Dataless Weight Disentanglement in Task Arithmetic via Kronecker-Factored Approximate Curvature
Angelo Porrello, Pietro Buzzega, Felix Dangel, Thomas Sommariva, Riccardo Salami, Lorenzo Bonicelli, Simone Calderara
TL;DR
Task Arithmetic enables modular model edits but suffers from cross-task interference when combining task vectors. The authors recast representation drift as a curvature-based penalty and implement a dataless regularizer (TAK) based on Kronecker-Factored Approximate Curvature to approximate the Generalized Gauss-Newton. They introduce a merging strategy that aggregates per-task curvature factors, achieving constant complexity in the number of tasks and robustness to task-scale. Empirical results on vision and language tasks demonstrate state-of-the-art performance on task addition and negation, with strong data privacy properties and efficient training. The work advances practical, privacy-preserving composition of foundation models.
Abstract
Task Arithmetic yields a modular, scalable way to adapt foundation models. Combining multiple task vectors, however, can lead to cross-task interference, causing representation drift and degraded performance.
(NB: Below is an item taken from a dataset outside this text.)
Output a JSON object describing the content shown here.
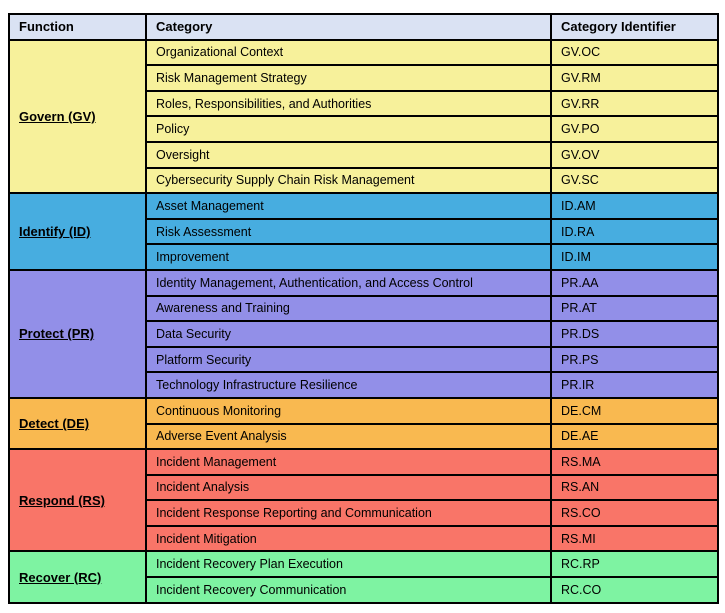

Representation drift regularization provides a natural remedy to disentangle task vectors; however, existing approaches typically require external task data, conflicting with modularity and data availability constraints (e.g., privacy requirements). We propose a dataless approach by framing regularization against representation drift as a curvature matrix approximation problem. This allows us to leverage well-established techniques; in particular, we adopt Kronecker-Factored Approximate Curvature and obtain a practical regularizer that achieves state-of-the-art results in task addition and negation. Our method has constant complexity in the number of tasks and promotes robustness to task vector rescaling, eliminating the need for held-out tuning.